With the news about the Coronavirus pandemic so bleak and threatening, my mind returns repeatedly to thoughts about staying safe, about the welfare of family and friends and about the future of society at large. My wife, Rohan, and I talk together about all of these issues but, we also feel the need to reminisce. After over fifty years together, some events have become family folklore and the reminiscence in this blog (and there will be more such stories as confinement continues!) is about the day I dressed up in disguise in a venture that could so easily have gone wrong.
It was December 1965; I was a twenty-three year old medical student in London and Rohan a twenty-year old philosophy student at the Sorbonne in Paris. She was in London for a Christmas break and we had both been invited to a party given by mutual friends. Neither of us much liked partying and, to escape the hurly-burly in a darkened living room, we sought the calm of the kitchen. I was in a world of my own leaning against a cupboard nibbling crisps and the like. When I looked up, standing alone by the wall opposite was a most striking young woman. Our host appeared from nowhere and introduced us and, by the end of the evening I had fallen in love – Rohan ticked all my boxes. It was as quick as that!
Over the next week we had a Christmas Eve dinner together in the flat where she was staying, had Sunday lunch at my family home with my parents and some of their friends, and finally we went to Trafalgar Square where, holding hands we saw in the New Year.
All too soon Rohan was due to return to France and the prospect of never seeing her again felt dreadful – I feared that when she got home I would be forgotten and my dream would end. Something had to be done. Rohan had booked a seat for Paris on a bus leaving from London’s Victoria Coach Station. I discovered her departure time and decided to go and wave her goodbye. Then I had my idea. Surely she would not forget me if I arrived at the coach station waiting room in disguise, only to reveal my identity at the last moment.
I phoned my mother to tell her of my idea and to ask for help. To be convincingly disguised I would need the assistance of a professional and my mother, who at the time was an actress working with the Royal Shakespeare Company (RSC), might be able to put me in touch with one of the company’s top make-up artists. At our family lunch Rohan had made a strong impression on my mother, who was now both encouraging and happy to do what she could. She was soon phoning the RSC’s make-up department and making the necessary arrangements – to become an old tramp would take an hour and I had to promise to sit still!
By late morning, a normally clean-shaven me left the Aldwych theatre with a pale and grubby complexion, smudged glasses, an unkempt beard and moustache, an ill-fitting hat and a shabby coat. I was also armed with a battered briefcase. Once outside it soon became clear that my new persona was ‘authentic’ – street people I passed on my way to the Coach Station gave me nods and even winks; I was now part of some brotherhood.
At the Coach Station, apart from Rohan, the waiting room was empty. I sat down on a bench opposite and was studiously ignored. As the room filled, I moved over to sit near her. When the announcement was made that the coach for Paris was ready for boarding I dipped into my suitcase, brought out a bunch of violets and presented them to her saying “They’re for you Miss McDougall” (Rohan’s maiden name). Being alone with a tramp had been worrying enough, hearing him speak her name “freaked her out” as she put it. Terrified that my venture was about to backfire I quickly took off my hat and glasses, explained who I was and apologised. In response, she relaxed, smiled, took the bouquet, thanked me and kissed me goodbye. For my part, as I waved her off I stood tearful and worried.
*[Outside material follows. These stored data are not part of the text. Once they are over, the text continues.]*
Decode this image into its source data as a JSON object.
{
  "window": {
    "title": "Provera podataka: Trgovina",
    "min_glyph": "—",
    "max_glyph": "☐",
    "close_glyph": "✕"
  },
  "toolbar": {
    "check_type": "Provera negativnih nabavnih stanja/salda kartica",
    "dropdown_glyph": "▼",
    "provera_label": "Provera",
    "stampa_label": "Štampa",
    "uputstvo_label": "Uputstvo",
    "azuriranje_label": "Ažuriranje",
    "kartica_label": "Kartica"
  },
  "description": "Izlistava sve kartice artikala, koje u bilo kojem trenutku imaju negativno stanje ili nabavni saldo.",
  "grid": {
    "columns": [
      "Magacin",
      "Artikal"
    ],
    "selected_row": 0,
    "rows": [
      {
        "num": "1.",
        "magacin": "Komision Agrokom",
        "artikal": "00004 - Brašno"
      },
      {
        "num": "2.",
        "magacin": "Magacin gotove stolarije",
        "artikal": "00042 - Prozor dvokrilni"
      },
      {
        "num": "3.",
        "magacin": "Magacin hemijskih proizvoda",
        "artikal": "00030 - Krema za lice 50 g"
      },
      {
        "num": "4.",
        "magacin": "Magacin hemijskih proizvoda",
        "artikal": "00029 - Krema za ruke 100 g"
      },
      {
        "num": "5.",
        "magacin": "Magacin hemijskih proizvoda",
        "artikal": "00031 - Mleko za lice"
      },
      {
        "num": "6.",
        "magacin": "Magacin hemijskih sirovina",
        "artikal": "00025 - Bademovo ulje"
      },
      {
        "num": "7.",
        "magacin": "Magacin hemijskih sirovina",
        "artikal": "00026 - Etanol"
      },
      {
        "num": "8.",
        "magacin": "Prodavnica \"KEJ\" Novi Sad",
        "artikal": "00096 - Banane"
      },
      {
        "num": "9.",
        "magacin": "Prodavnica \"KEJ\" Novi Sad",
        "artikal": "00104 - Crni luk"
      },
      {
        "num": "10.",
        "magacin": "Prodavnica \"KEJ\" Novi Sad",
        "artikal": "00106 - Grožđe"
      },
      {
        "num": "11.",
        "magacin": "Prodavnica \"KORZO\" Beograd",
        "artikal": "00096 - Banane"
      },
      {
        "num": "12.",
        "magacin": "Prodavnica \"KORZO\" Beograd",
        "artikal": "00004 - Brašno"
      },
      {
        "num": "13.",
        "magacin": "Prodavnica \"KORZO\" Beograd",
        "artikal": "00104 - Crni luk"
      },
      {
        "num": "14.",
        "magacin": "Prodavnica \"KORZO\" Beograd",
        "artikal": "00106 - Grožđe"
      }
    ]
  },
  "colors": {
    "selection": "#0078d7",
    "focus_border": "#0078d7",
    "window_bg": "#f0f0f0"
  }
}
Rohan did not forget me and after an eighteen-month cross-channel courtship she moved to London and a year later we married. Interestingly, when we reminisce our feelings are very different. When I hear it I am reminded how awful it would have been if the prank had gone wrong such that my over fifty years with Rohan might never have happened. For Rohan, however, it is a reminder of how my eccentricity was the hook that drew her in.
Reminiscing with Rohan is the perfect remedy to the stress of living with the Coronavirus pandemic; roll on our next escape.
The illustration comes from a page in our family photo album; it shows me at Victoria Coach Station dressed as a tramp in Christmas 1965 and Rohan a few weeks later at her flat in Cachan, a suburb of Paris.
For helping me write this blog I would like to thank Vanessa. Rohan and Vivien.